"Lately?" Brown responded. "Where have you been? You haven't been around here the past four years."
Yet, if Texas runs the table the rest of the season, Simms will leap past former quarterbacks James Brown (25-13-1) and Peter Gardere (25-16) in the ‘win' column. Add a bowl victory and Simms would move up into a second-place tie with Marty Akins (27-9) and could presumably run for Texas State Comptroller in 20 years.
So, why are so many Texas fans already counting the days until the Vince Young era? Why hasn't Simms been as widely embraced as the other Texas quarterbacks?

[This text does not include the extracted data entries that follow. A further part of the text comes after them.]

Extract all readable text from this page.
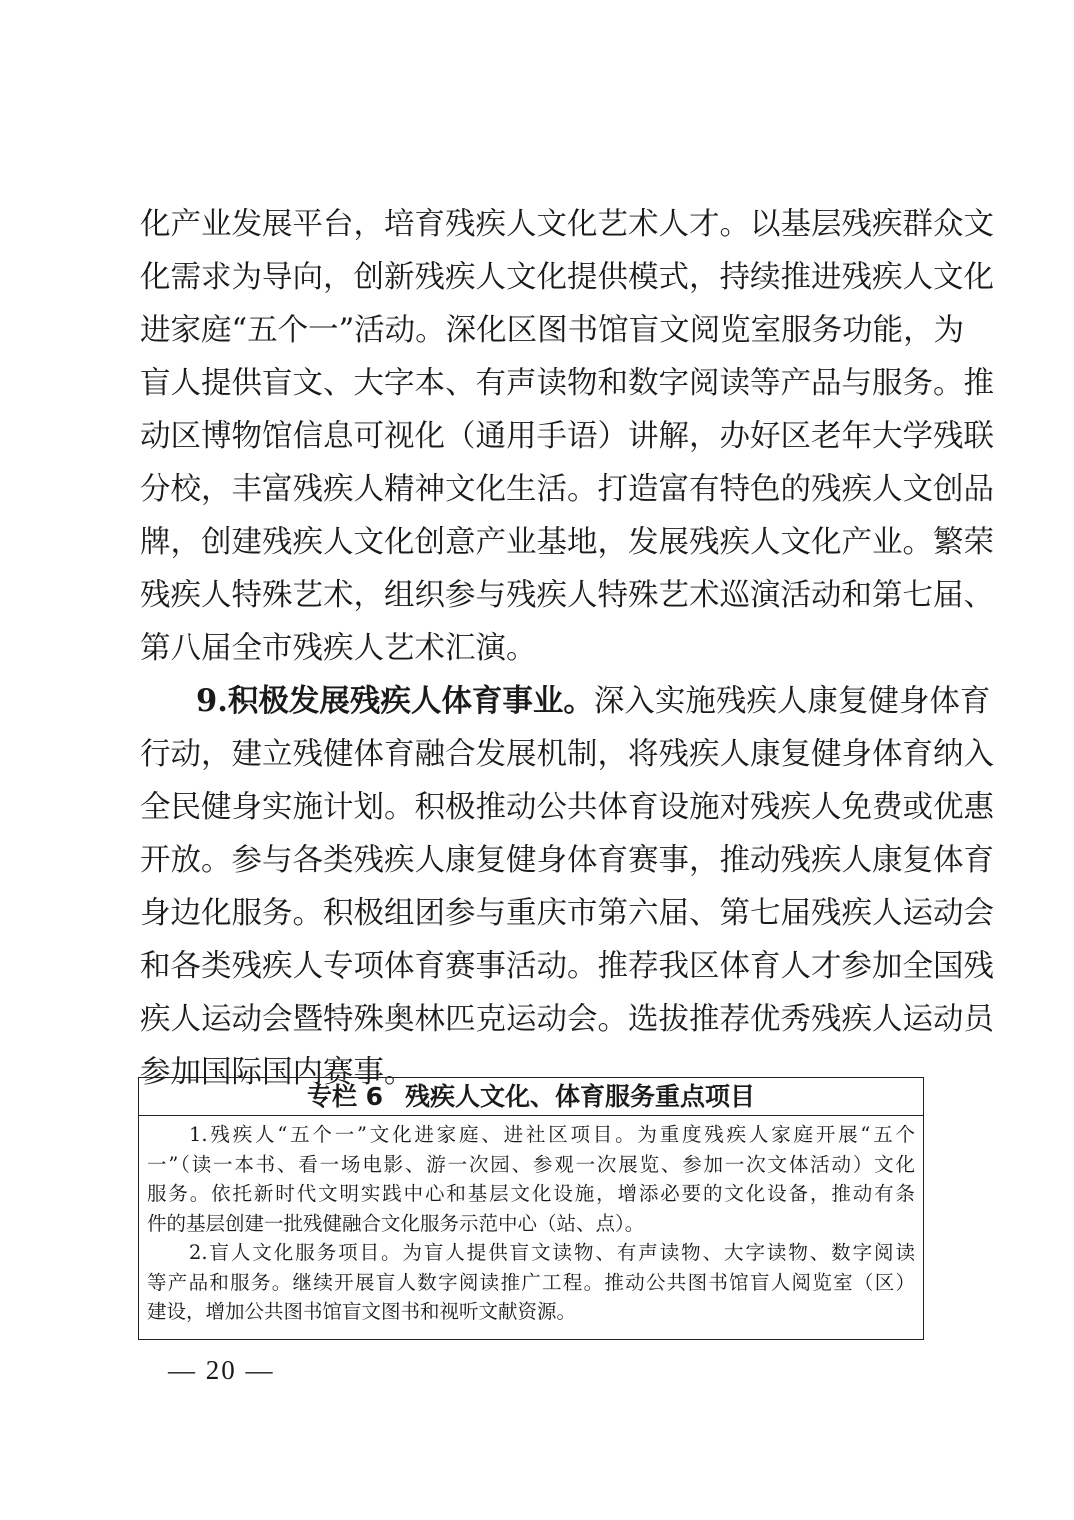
化产业发展平台，培育残疾人文化艺术人才。以基层残疾群众文
化需求为导向，创新残疾人文化提供模式，持续推进残疾人文化
进家庭“五个一”活动。深化区图书馆盲文阅览室服务功能，为
盲人提供盲文、大字本、有声读物和数字阅读等产品与服务。推
动区博物馆信息可视化（通用手语）讲解，办好区老年大学残联
分校，丰富残疾人精神文化生活。打造富有特色的残疾人文创品
牌，创建残疾人文化创意产业基地，发展残疾人文化产业。繁荣
残疾人特殊艺术，组织参与残疾人特殊艺术巡演活动和第七届、
第八届全市残疾人艺术汇演。
9.积极发展残疾人体育事业。深入实施残疾人康复健身体育
行动，建立残健体育融合发展机制，将残疾人康复健身体育纳入
全民健身实施计划。积极推动公共体育设施对残疾人免费或优惠
开放。参与各类残疾人康复健身体育赛事，推动残疾人康复体育
身边化服务。积极组团参与重庆市第六届、第七届残疾人运动会
和各类残疾人专项体育赛事活动。推荐我区体育人才参加全国残
疾人运动会暨特殊奥林匹克运动会。选拔推荐优秀残疾人运动员
参加国际国内赛事。
专栏 6 残疾人文化、体育服务重点项目
1.残疾人“五个一”文化进家庭、进社区项目。为重度残疾人家庭开展“五个
一”（读一本书、看一场电影、游一次园、参观一次展览、参加一次文体活动）文化
服务。依托新时代文明实践中心和基层文化设施，增添必要的文化设备，推动有条
件的基层创建一批残健融合文化服务示范中心（站、点）。
2.盲人文化服务项目。为盲人提供盲文读物、有声读物、大字读物、数字阅读
等产品和服务。继续开展盲人数字阅读推广工程。推动公共图书馆盲人阅览室（区）
建设，增加公共图书馆盲文图书和视听文献资源。
— 20 —
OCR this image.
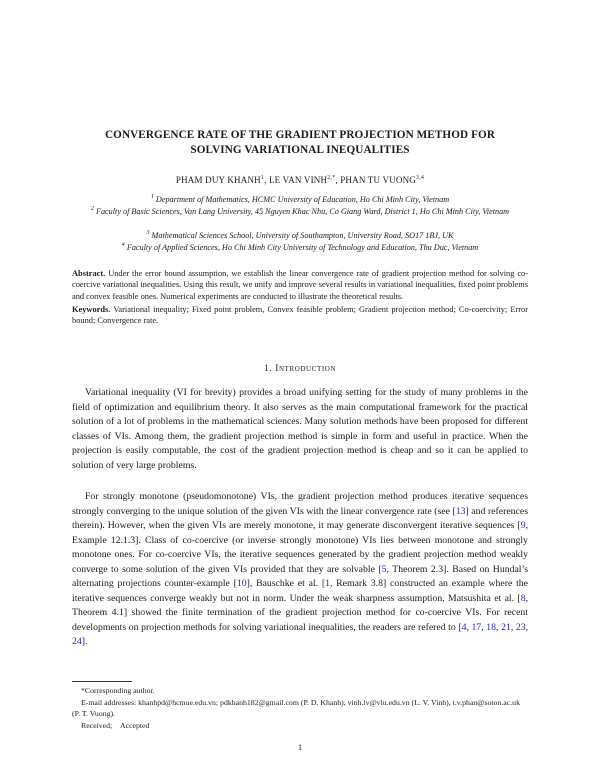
CONVERGENCE RATE OF THE GRADIENT PROJECTION METHOD FOR
SOLVING VARIATIONAL INEQUALITIES
PHAM DUY KHANH$^1$, LE VAN $VINH^{2,*}$, PHAN TU VUONG$^{3,4}$
$^1$ Department of Mathematics, HCMC University of Education, Ho Chi Minh City, Vietnam
$^2$ Faculty of Basic Sciences, Van Lang University, 45 Nguyen Khac Nhu, Co Giang Ward, District 1, Ho Chi Minh City, Vietnam
$^3$ Mathematical Sciences School, University of Southampton, University Road, SO17 1BJ, UK
$^4$ Faculty of Applied Sciences, Ho Chi Minh City University of Technology and Education, Thu Duc, Vietnam
Abstract. Under the error bound assumption, we establish the linear convergence rate of gradient projection method for solving co-coercive variational inequalities. Using this result, we unify and improve several results in variational inequalities, fixed point problems and convex feasible ones. Numerical experiments are conducted to illustrate the theoretical results.
Keywords. Variational inequality; Fixed point problem, Convex feasible problem; Gradient projection method; Co-coercivity; Error bound; Convergence rate.
1. Introduction
Variational inequality (VI for brevity) provides a broad unifying setting for the study of many problems in the field of optimization and equilibrium theory. It also serves as the main computational framework for the practical solution of a lot of problems in the mathematical sciences. Many solution methods have been proposed for different classes of VIs. Among them, the gradient projection method is simple in form and useful in practice. When the projection is easily computable, the cost of the gradient projection method is cheap and so it can be applied to solution of very large problems.
For strongly monotone (pseudomonotone) VIs, the gradient projection method produces iterative sequences strongly converging to the unique solution of the given VIs with the linear convergence rate (see [13] and references therein). However, when the given VIs are merely monotone, it may generate disconvergent iterative sequences [9, Example 12.1.3]. Class of co-coercive (or inverse strongly monotone) VIs lies between monotone and strongly monotone ones. For co-coercive VIs, the iterative sequences generated by the gradient projection method weakly converge to some solution of the given VIs provided that they are solvable [5, Theorem 2.3]. Based on Hundal’s alternating projections counter-example [10], Bauschke et al. [1, Remark 3.8] constructed an example where the iterative sequences converge weakly but not in norm. Under the weak sharpness assumption, Matsushita et al. [8, Theorem 4.1] showed the finite termination of the gradient projection method for co-coercive VIs. For recent developments on projection methods for solving variational inequalities, the readers are refered to [4, 17, 18, 21, 23, 24].
*Corresponding author.
E-mail addresses: khanhpd@hcmue.edu.vn; pdkhanh182@gmail.com (P. D. Khanh), vinh.lv@vlu.edu.vn (L. V. Vinh), t.v.phan@soton.ac.uk (P. T. Vuong).
Received; Accepted
1
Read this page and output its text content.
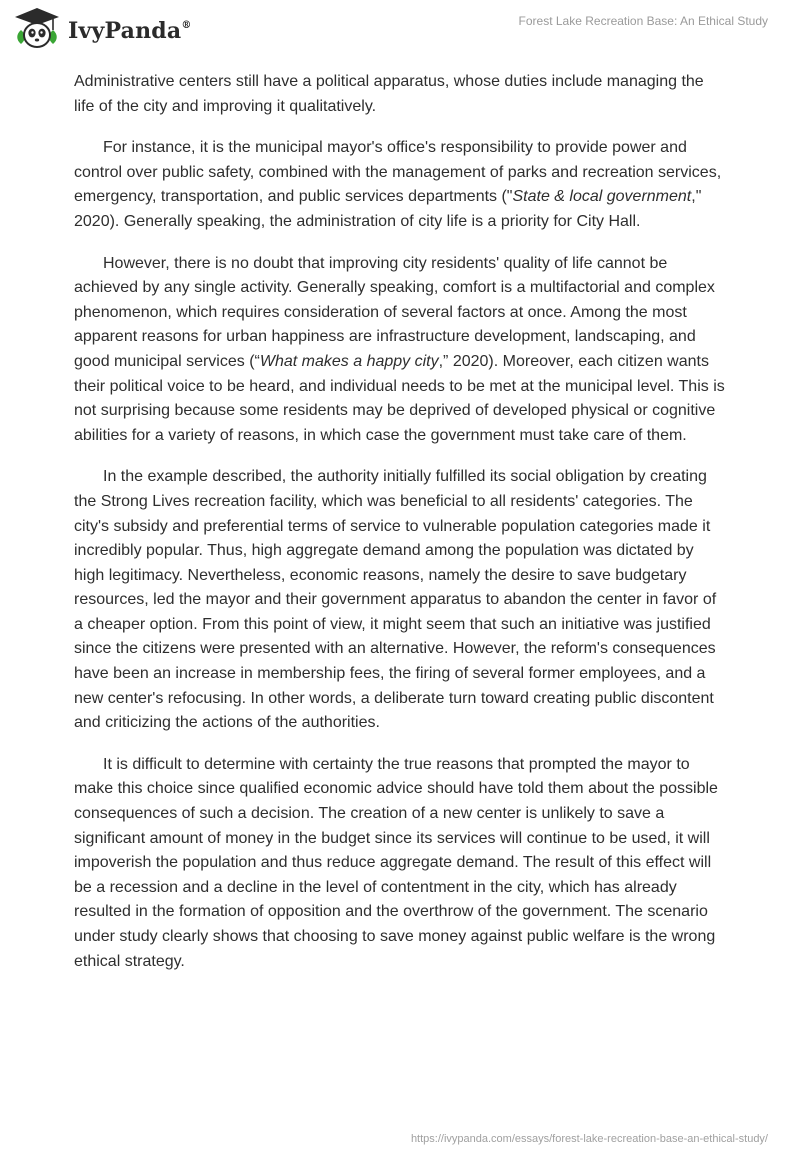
IvyPanda®	Forest Lake Recreation Base: An Ethical Study

Administrative centers still have a political apparatus, whose duties include managing the life of the city and improving it qualitatively.

For instance, it is the municipal mayor's office's responsibility to provide power and control over public safety, combined with the management of parks and recreation services, emergency, transportation, and public services departments ("State & local government," 2020). Generally speaking, the administration of city life is a priority for City Hall.

However, there is no doubt that improving city residents' quality of life cannot be achieved by any single activity. Generally speaking, comfort is a multifactorial and complex phenomenon, which requires consideration of several factors at once. Among the most apparent reasons for urban happiness are infrastructure development, landscaping, and good municipal services (“What makes a happy city,” 2020). Moreover, each citizen wants their political voice to be heard, and individual needs to be met at the municipal level. This is not surprising because some residents may be deprived of developed physical or cognitive abilities for a variety of reasons, in which case the government must take care of them.

In the example described, the authority initially fulfilled its social obligation by creating the Strong Lives recreation facility, which was beneficial to all residents' categories. The city's subsidy and preferential terms of service to vulnerable population categories made it incredibly popular. Thus, high aggregate demand among the population was dictated by high legitimacy. Nevertheless, economic reasons, namely the desire to save budgetary resources, led the mayor and their government apparatus to abandon the center in favor of a cheaper option. From this point of view, it might seem that such an initiative was justified since the citizens were presented with an alternative. However, the reform's consequences have been an increase in membership fees, the firing of several former employees, and a new center's refocusing. In other words, a deliberate turn toward creating public discontent and criticizing the actions of the authorities.

It is difficult to determine with certainty the true reasons that prompted the mayor to make this choice since qualified economic advice should have told them about the possible consequences of such a decision. The creation of a new center is unlikely to save a significant amount of money in the budget since its services will continue to be used, it will impoverish the population and thus reduce aggregate demand. The result of this effect will be a recession and a decline in the level of contentment in the city, which has already resulted in the formation of opposition and the overthrow of the government. The scenario under study clearly shows that choosing to save money against public welfare is the wrong ethical strategy.

https://ivypanda.com/essays/forest-lake-recreation-base-an-ethical-study/
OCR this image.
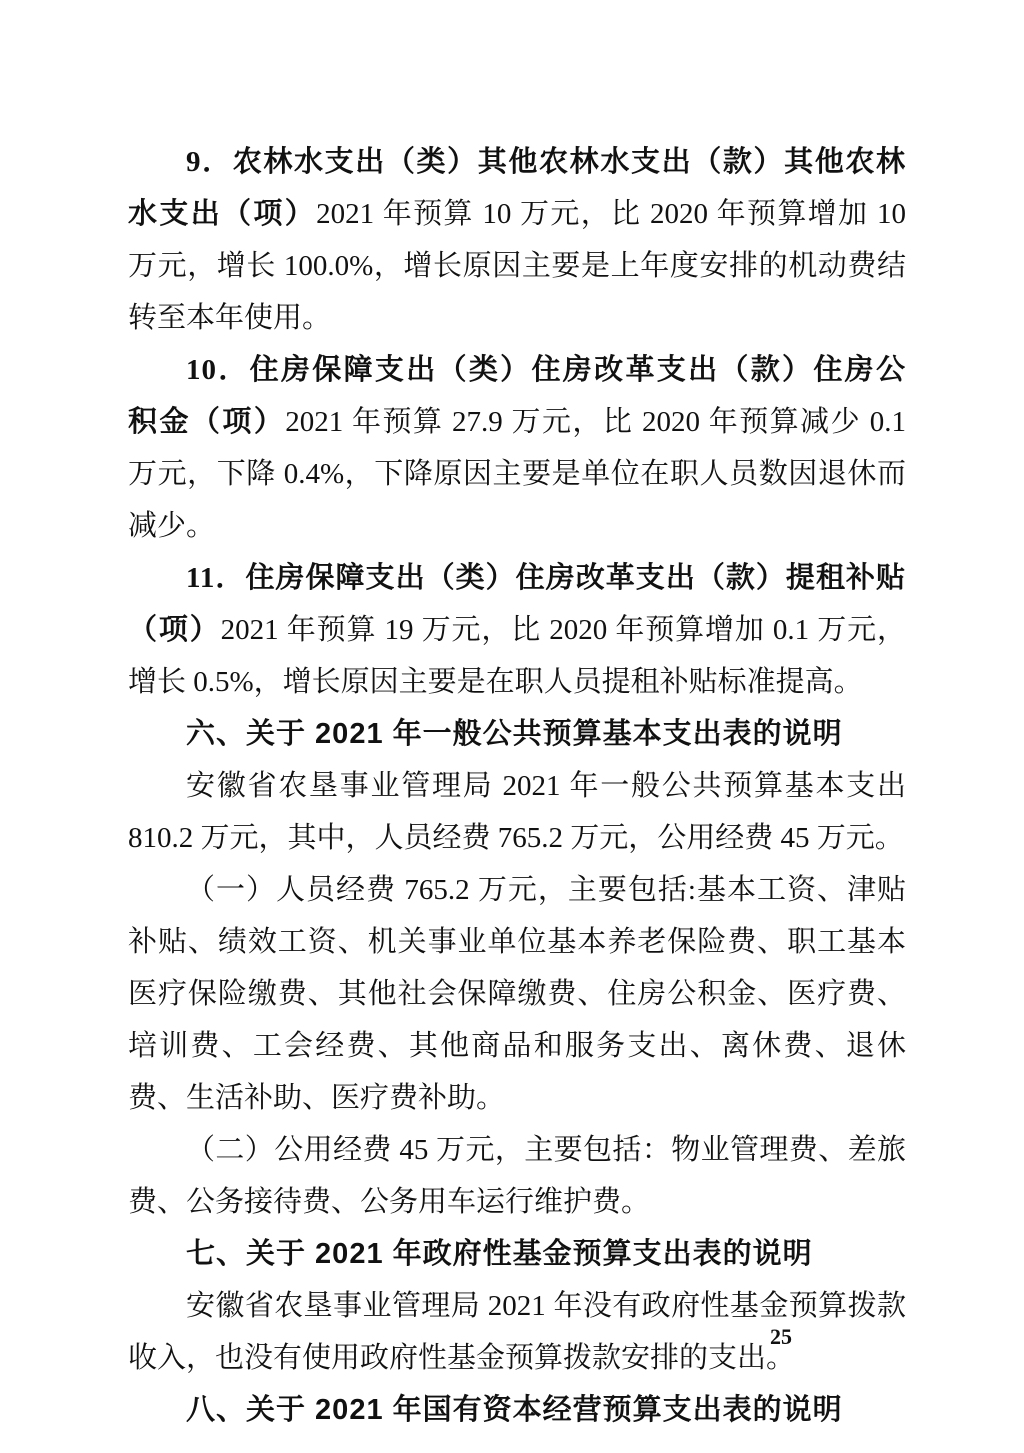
9．农林水支出（类）其他农林水支出（款）其他农林水支出（项）2021 年预算 10 万元，比 2020 年预算增加 10 万元，增长 100.0%，增长原因主要是上年度安排的机动费结转至本年使用。

10．住房保障支出（类）住房改革支出（款）住房公积金（项）2021 年预算 27.9 万元，比 2020 年预算减少 0.1 万元，下降 0.4%，下降原因主要是单位在职人员数因退休而减少。

11．住房保障支出（类）住房改革支出（款）提租补贴（项）2021 年预算 19 万元，比 2020 年预算增加 0.1 万元，增长 0.5%，增长原因主要是在职人员提租补贴标准提高。

六、关于 2021 年一般公共预算基本支出表的说明

安徽省农垦事业管理局 2021 年一般公共预算基本支出 810.2 万元，其中，人员经费 765.2 万元，公用经费 45 万元。

（一）人员经费 765.2 万元，主要包括:基本工资、津贴补贴、绩效工资、机关事业单位基本养老保险费、职工基本医疗保险缴费、其他社会保障缴费、住房公积金、医疗费、培训费、工会经费、其他商品和服务支出、离休费、退休费、生活补助、医疗费补助。

（二）公用经费 45 万元，主要包括：物业管理费、差旅费、公务接待费、公务用车运行维护费。

七、关于 2021 年政府性基金预算支出表的说明

安徽省农垦事业管理局 2021 年没有政府性基金预算拨款收入，也没有使用政府性基金预算拨款安排的支出。

八、关于 2021 年国有资本经营预算支出表的说明

25
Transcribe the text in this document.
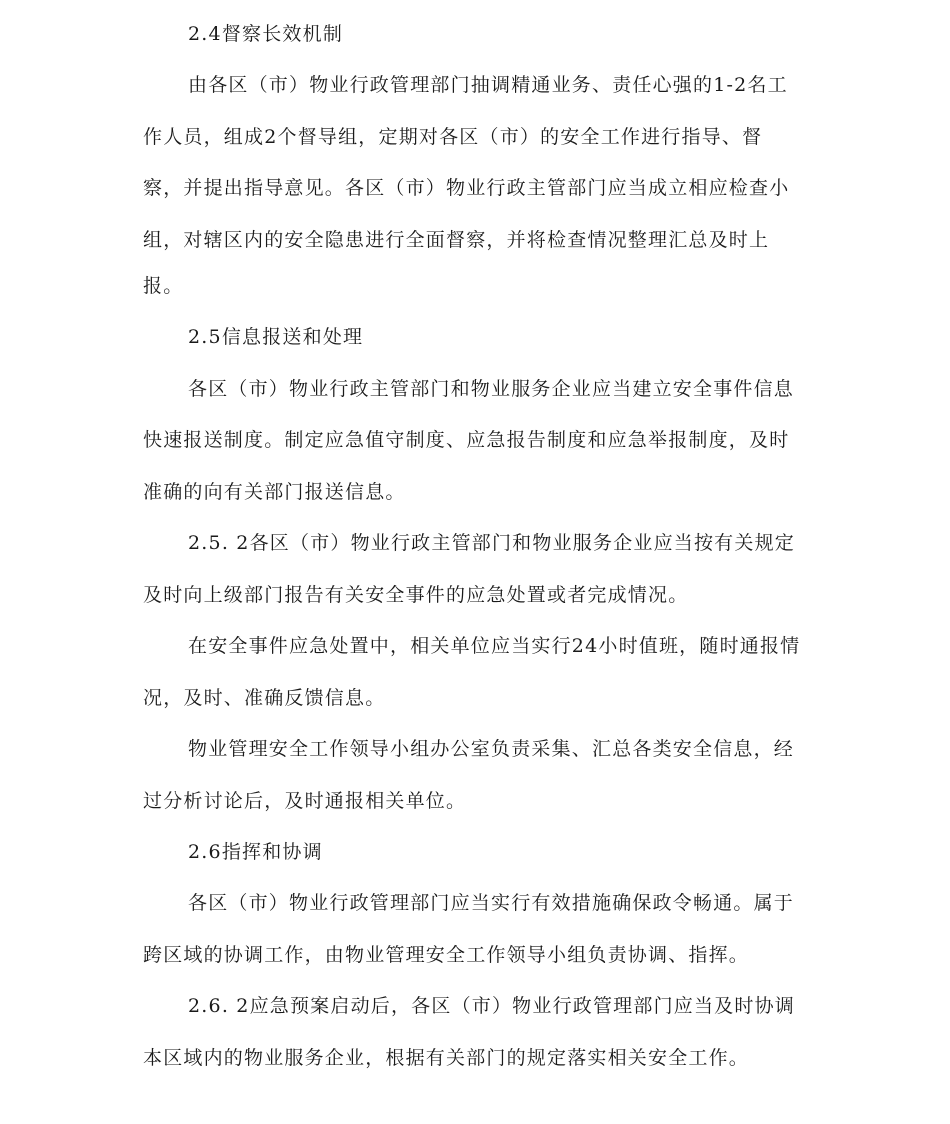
2.4督察长效机制
由各区（市）物业行政管理部门抽调精通业务、责任心强的1-2名工
作人员，组成2个督导组，定期对各区（市）的安全工作进行指导、督
察，并提出指导意见。各区（市）物业行政主管部门应当成立相应检查小
组，对辖区内的安全隐患进行全面督察，并将检查情况整理汇总及时上
报。
2.5信息报送和处理
各区（市）物业行政主管部门和物业服务企业应当建立安全事件信息
快速报送制度。制定应急值守制度、应急报告制度和应急举报制度，及时
准确的向有关部门报送信息。
2.5. 2各区（市）物业行政主管部门和物业服务企业应当按有关规定
及时向上级部门报告有关安全事件的应急处置或者完成情况。
在安全事件应急处置中，相关单位应当实行24小时值班，随时通报情
况，及时、准确反馈信息。
物业管理安全工作领导小组办公室负责采集、汇总各类安全信息，经
过分析讨论后，及时通报相关单位。
2.6指挥和协调
各区（市）物业行政管理部门应当实行有效措施确保政令畅通。属于
跨区域的协调工作，由物业管理安全工作领导小组负责协调、指挥。
2.6. 2应急预案启动后，各区（市）物业行政管理部门应当及时协调
本区域内的物业服务企业，根据有关部门的规定落实相关安全工作。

Obviously, the quarterback controversy during his tenure was not his fault. And he is over-the-top personable. Besides, for the second year in a row, Texas is ranked No. 7 on the last weekend in October. (The last time Texas was ranked that high on this date was back in 1984 when the Horns were No. 3, and then the wheels completely came off for QB Todd Dodge and Co.) So, again, where is the love?
It's because people have held Simms to a higher standard based on pedigree and publicity, Brown said. And they have also judged him based on "six bad quarters of football" during an entire career.
It's more likely the latter, and we could probably add at least two bad quarters to that, although the offensive implosion against the Sooners cannot be laid entirely at Simms' feet.
But whether it's fair or not, the perception surrounding any UT quarterback is predicated on how well he does in four outings: the Oklahoma game, championship games, bowl games and Texas A&M games (in that order).
Here's a litmus test:
Quick! What's the first thing that pops into your mind when you think about:
Peter Gardere. Yep, he was 4-0 against the Evil Empire.
James Brown? Umm-hmm. Roll left. Texas: 37, Nebraska: 27. Big 12 champs. (Honorable mention: his gutsy performance in that 16-6 win at College Station to win the final SWC championship. Plus, his first collegiate start culminating in the 1994 win over OU.)
And as for Simms? (sigh) See what I mean?
Simms is 2-1 against the Aggies, but 0-2 against the Sooners, 0-1 in conference championships and 0-1 in bowl games. Discounting his impromptu 1999 start at A&M as an untested freshman, the other four losses clearly mitigate his 21 wins (in public perception outside of the hallowed halls of Bellmont).
One of the first things I ever wrote about Simms is that if Heismans were handed out based on courtesy and class, he would have two on the mantel and one in the trunk of his car. A recent example: I trailed Simms to the interview room after the OU game and then he suddenly turned, made his way through hecklers toward the Sooner sideline, in order to congratulate head coach Bob Stoops. Simms, of course, did not have to do that -- but he did. And it personifies what kind of kid he is.
I know, I know, it's terrific when guys who wear the Burnt Orange represent The University so well publicly, just as long as they can get down and dirty against the Sooners of the world.
And he has (in so many words), according to Brown.
"He was tough when he got here," Brown said, "and he's matured so much. He's so much tougher now than he was before."
When Simms stood firm in the pocket and got leveled by three Kansas State defenders Saturday before completing that 32-yard pass to FL B.J. Johnson on the game-winning drive, it reminded me of Applewhite hanging tough to get that pass to Wane McGarity in the 1998 win at Nebraska.
"Chris competes every day in practice," Brown said. "His leadership and Cory Redding's leadership every week has been so good, but especially this past week."
Brown has repeatedly said Simms did not have the luxury of a redshirt year, and that most quarterbacks come into their own during their "junior redshirt" season. There has been just enough evidence of that to convince me that Simms is just now coming into his own and that he could be really, really special -- next season, when he's playing on Sunday.
As for now, if there is a College Football God, then Simms runs the table, beats Colorado in the Big 12 Championship game (after OU loses twice, Football God-willing) and wins a BCS Bowl game (preferably the one played in Arizona).
And as for Simms? Following the Kansas State game, Brown's wife (Sally) asked Chris if he had to do it all over again, would he still come to Texas.
Simms' response: "Absolutely. I love Texas. It's been a great experience for me."
And it has been for Orangebloods as well…at least .807 percent of the time.